Blendet Learning kann nicht nur für den Unterricht, sondern als „pädagogischer Doppeldecker“ auch für die Lehreraus- und –fortbildung sinnvoll sein.
Auch hier gilt sicher, jede Lösung ist so gut wie ihre Umsetzung. Selbst wenn zwei Fachleute genau das Gleiche tun, gibt es Unterschiede. Systemisch gesehen spielen für das Gelingen einer Implementierung viele Faktoren eine Rolle: räumliche, zeitliche, technische und vor allem menschliche (Renoldner Ch., Scala E., Rabenstein R., einfach systemisch!

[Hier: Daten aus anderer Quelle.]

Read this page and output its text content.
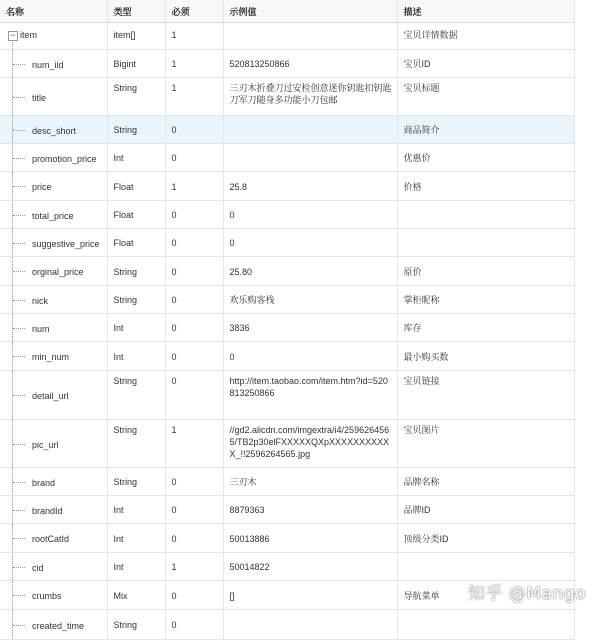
名称	类型	必须	示例值	描述

− item	item[]	1		宝贝详情数据

num_iid	Bigint	1	520813250866	宝贝ID

title	String	1	三刃木折叠刀过安检创意迷你钥匙扣钥匙刀军刀随身多功能小刀包邮	宝贝标题

desc_short	String	0		商品简介

promotion_price	Int	0		优惠价

price	Float	1	25.8	价格

total_price	Float	0	0	

suggestive_price	Float	0	0	

orginal_price	String	0	25.80	原价

nick	String	0	欢乐购客栈	掌柜昵称

num	Int	0	3836	库存

min_num	Int	0	0	最小购买数

detail_url	String	0	http://item.taobao.com/item.htm?id=520813250866	宝贝链接

pic_url	String	1	//gd2.alicdn.com/imgextra/i4/2596264565/TB2p30elFXXXXXQXpXXXXXXXXXXX_!!2596264565.jpg	宝贝图片

brand	String	0	三刃木	品牌名称

brandId	Int	0	8879363	品牌ID

rootCatId	Int	0	50013886	顶级分类ID

cid	Int	1	50014822	

crumbs	Mix	0	[]	导航菜单

created_time	String	0		
知乎 @Mango
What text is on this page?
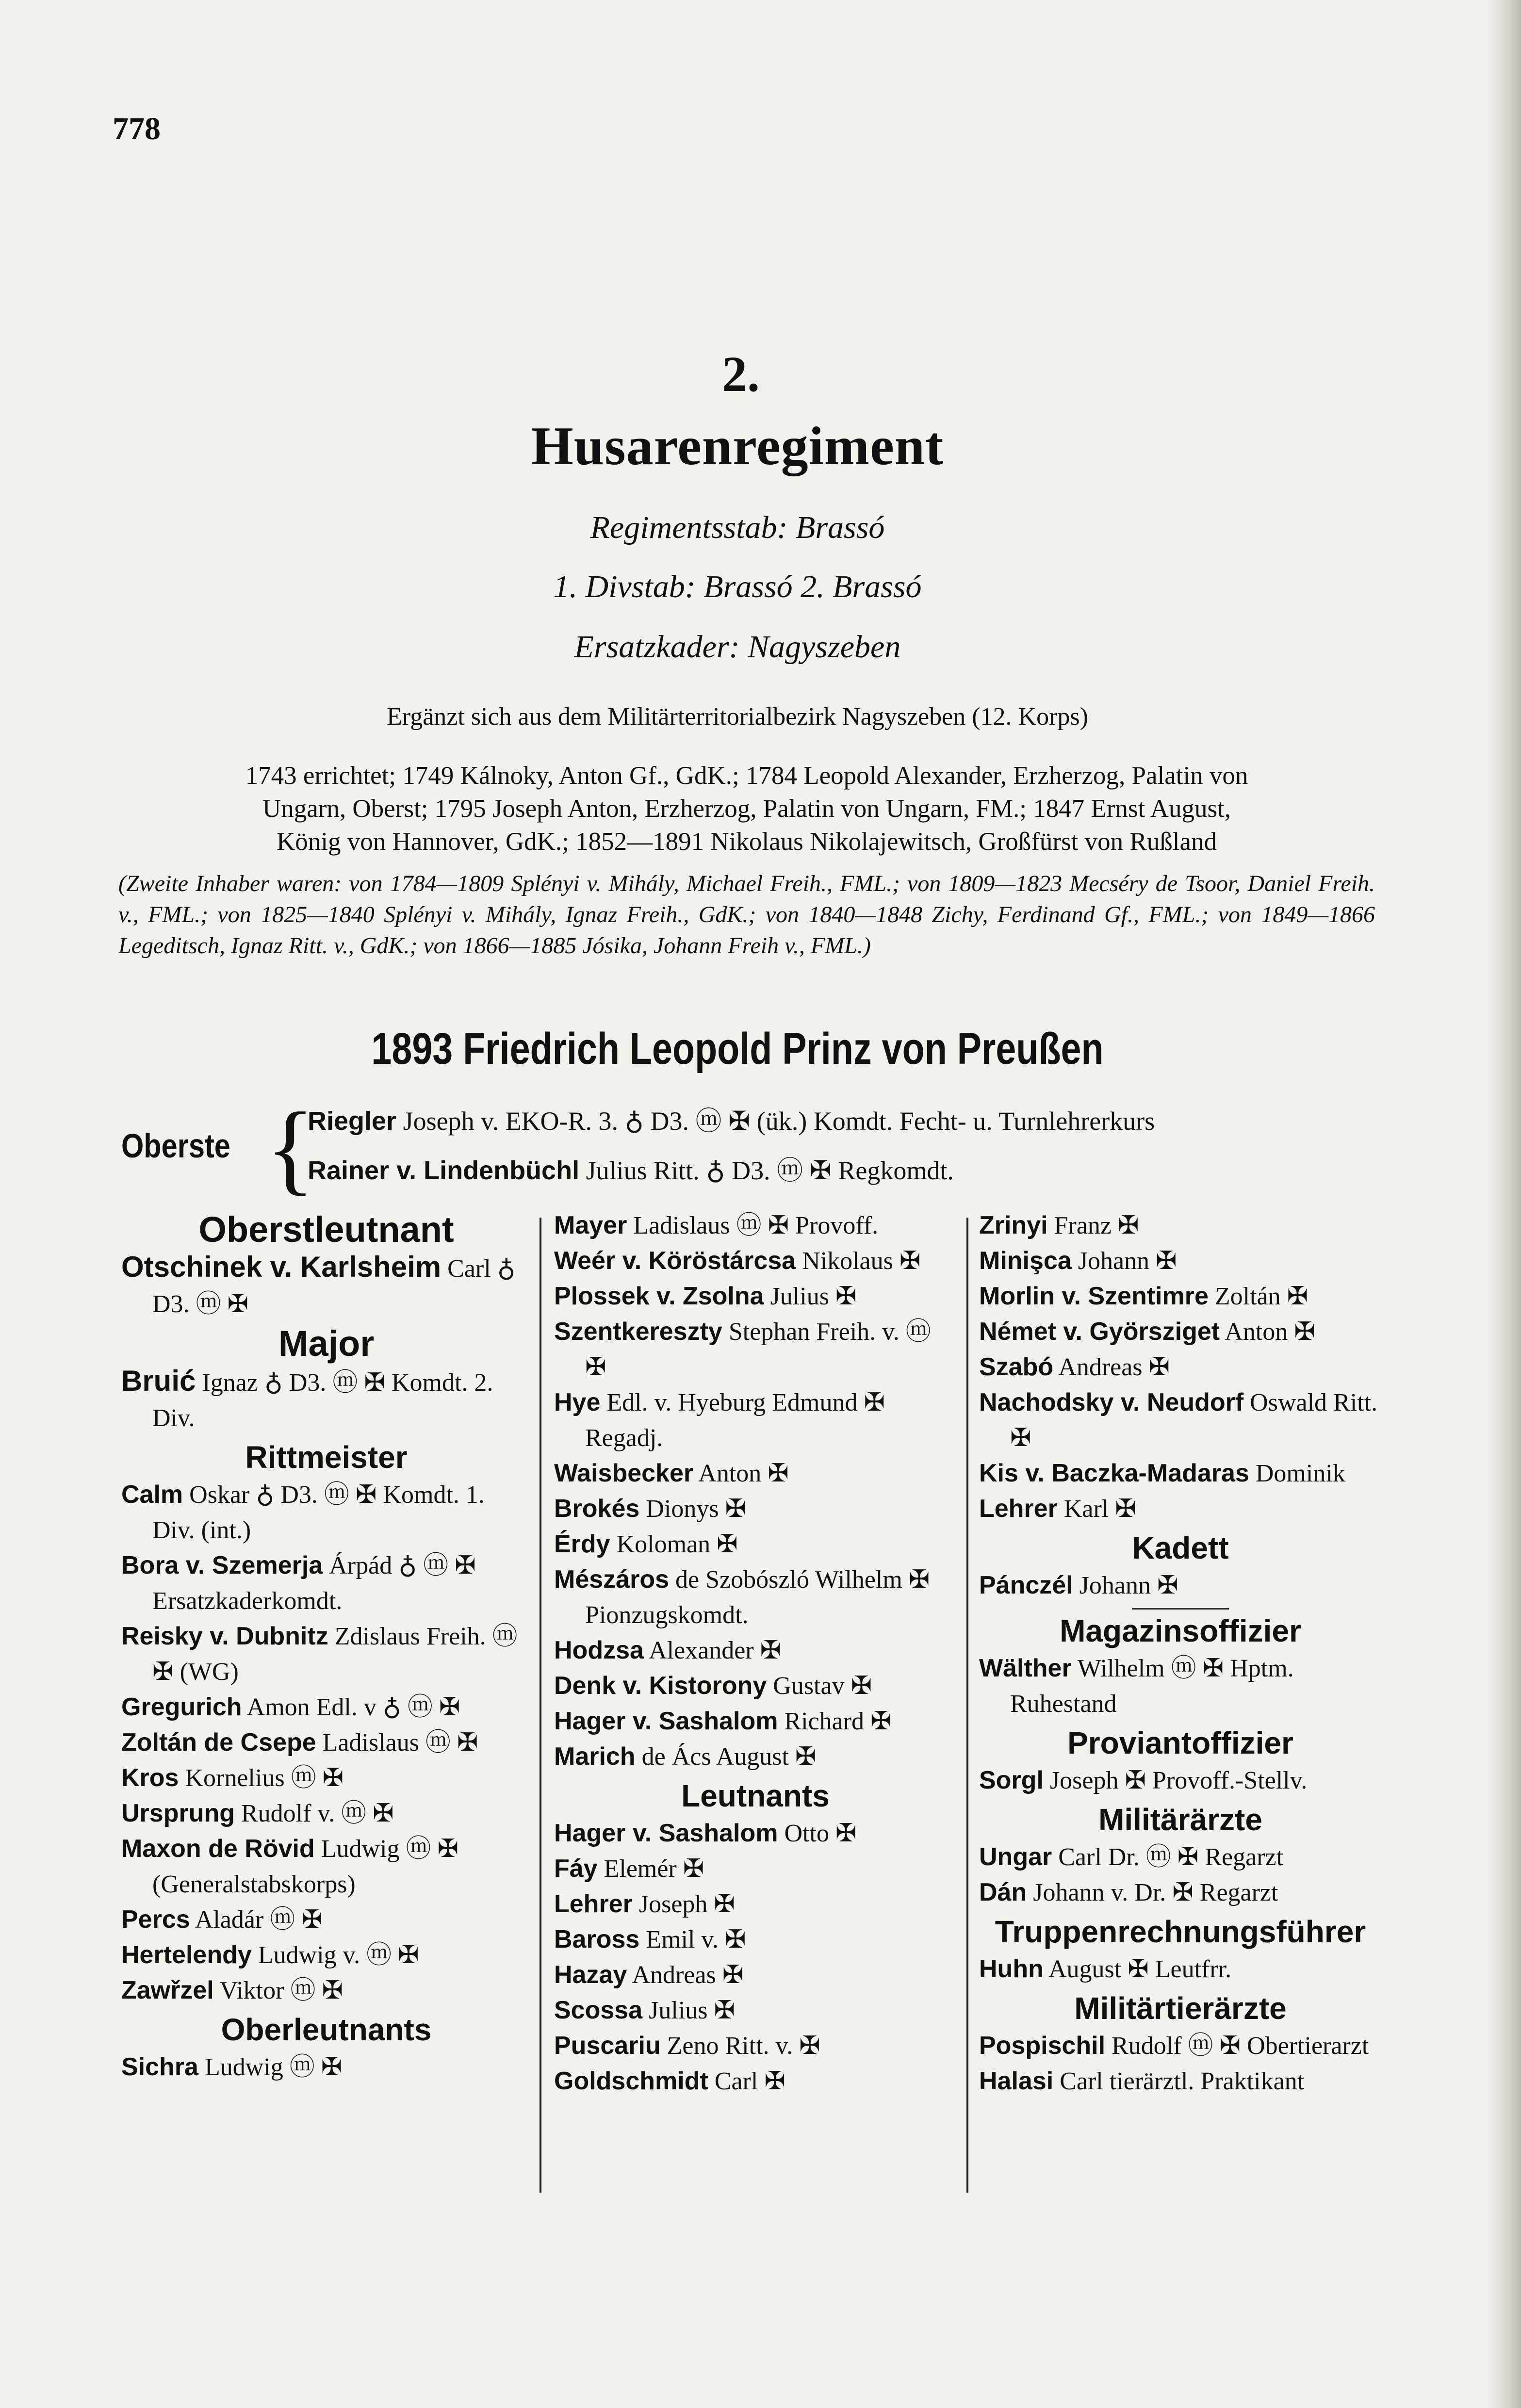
778
2.
Husarenregiment
Regimentsstab: Brassó
1. Divstab: Brassó 2. Brassó
Ersatzkader: Nagyszeben
Ergänzt sich aus dem Militärterritorialbezirk Nagyszeben (12. Korps)

1743 errichtet; 1749 Kálnoky, Anton Gf., GdK.; 1784 Leopold Alexander, Erzherzog, Palatin von

Ungarn, Oberst; 1795 Joseph Anton, Erzherzog, Palatin von Ungarn, FM.; 1847 Ernst August,

König von Hannover, GdK.; 1852—1891 Nikolaus Nikolajewitsch, Großfürst von Rußland

(Zweite Inhaber waren: von 1784—1809 Splényi v. Mihály, Michael Freih., FML.; von 1809—1823 Mecséry de Tsoor, Daniel Freih. v., FML.; von 1825—1840 Splényi v. Mihály, Ignaz Freih., GdK.; von 1840—1848 Zichy, Ferdinand Gf., FML.; von 1849—1866 Legeditsch, Ignaz Ritt. v., GdK.; von 1866—1885 Jósika, Johann Freih v., FML.)
1893 Friedrich Leopold Prinz von Preußen
Oberste {
Riegler Joseph v. EKO-R. 3. ♁ D3. ⓜ ✠ (ük.) Komdt. Fecht- u. Turnlehrerkurs
Rainer v. Lindenbüchl Julius Ritt. ♁ D3. ⓜ ✠ Regkomdt.
Oberstleutnant
Otschinek v. Karlsheim Carl ♁ D3. ⓜ ✠
Major
Bruić Ignaz ♁ D3. ⓜ ✠ Komdt. 2. Div.
Rittmeister
Calm Oskar ♁ D3. ⓜ ✠ Komdt. 1. Div. (int.)
Bora v. Szemerja Árpád ♁ ⓜ ✠ Ersatzkaderkomdt.
Reisky v. Dubnitz Zdislaus Freih. ⓜ ✠ (WG)
Gregurich Amon Edl. v ♁ ⓜ ✠
Zoltán de Csepe Ladislaus ⓜ ✠
Kros Kornelius ⓜ ✠
Ursprung Rudolf v. ⓜ ✠
Maxon de Rövid Ludwig ⓜ ✠ (Generalstabskorps)
Percs Aladár ⓜ ✠
Hertelendy Ludwig v. ⓜ ✠
Zawřzel Viktor ⓜ ✠
Oberleutnants
Sichra Ludwig ⓜ ✠
Mayer Ladislaus ⓜ ✠ Provoff.
Weér v. Köröstárcsa Nikolaus ✠
Plossek v. Zsolna Julius ✠
Szentkereszty Stephan Freih. v. ⓜ ✠
Hye Edl. v. Hyeburg Edmund ✠ Regadj.
Waisbecker Anton ✠
Brokés Dionys ✠
Érdy Koloman ✠
Mészáros de Szobószló Wilhelm ✠ Pionzugskomdt.
Hodzsa Alexander ✠
Denk v. Kistorony Gustav ✠
Hager v. Sashalom Richard ✠
Marich de Ács August ✠
Leutnants
Hager v. Sashalom Otto ✠
Fáy Elemér ✠
Lehrer Joseph ✠
Baross Emil v. ✠
Hazay Andreas ✠
Scossa Julius ✠
Puscariu Zeno Ritt. v. ✠
Goldschmidt Carl ✠
Zrinyi Franz ✠
Minişca Johann ✠
Morlin v. Szentimre Zoltán ✠
Német v. Györsziget Anton ✠
Szabó Andreas ✠
Nachodsky v. Neudorf Oswald Ritt. ✠
Kis v. Baczka-Madaras Dominik
Lehrer Karl ✠
Kadett
Pánczél Johann ✠
Magazinsoffizier
Wälther Wilhelm ⓜ ✠ Hptm. Ruhestand
Proviantoffizier
Sorgl Joseph ✠ Provoff.-Stellv.
Militärärzte
Ungar Carl Dr. ⓜ ✠ Regarzt
Dán Johann v. Dr. ✠ Regarzt
Truppenrechnungsführer
Huhn August ✠ Leutfrr.
Militärtierärzte
Pospischil Rudolf ⓜ ✠ Obertierarzt
Halasi Carl tierärztl. Praktikant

Systemische Grundlagen und Methoden für Ihre pädagogische Arbeit. Münster: Oekotopia Verlag, 2007). Das Ganze ist mehr als die Summe seiner Teile.
Nützliche Tipps für die Begleitung beim „Lernen im Netz“ gibt Graf Maja: eModeration, Lernende im Netz begleiten. Bern: h.e.p. verlag ag, 2004. Es geht um E-Learning-Formen in der Praxis, um Tools, Anwendungen, hilfreiche Checklisten und – ganz wichtig – die Betreuung der Lernenden wie z.B. die Abklärung der Vorkenntnisse. Für die didaktische Umsetzung sind unterschiedliche Lernsettings wie z.B. Werkstattunterricht, Postenlauf sowie der Einsatz von Kompetenzrastern und LernJobs u.a.m. denkbar (Müller A. spirit of learning. Dem Wissen auf der Spur. Februar 03).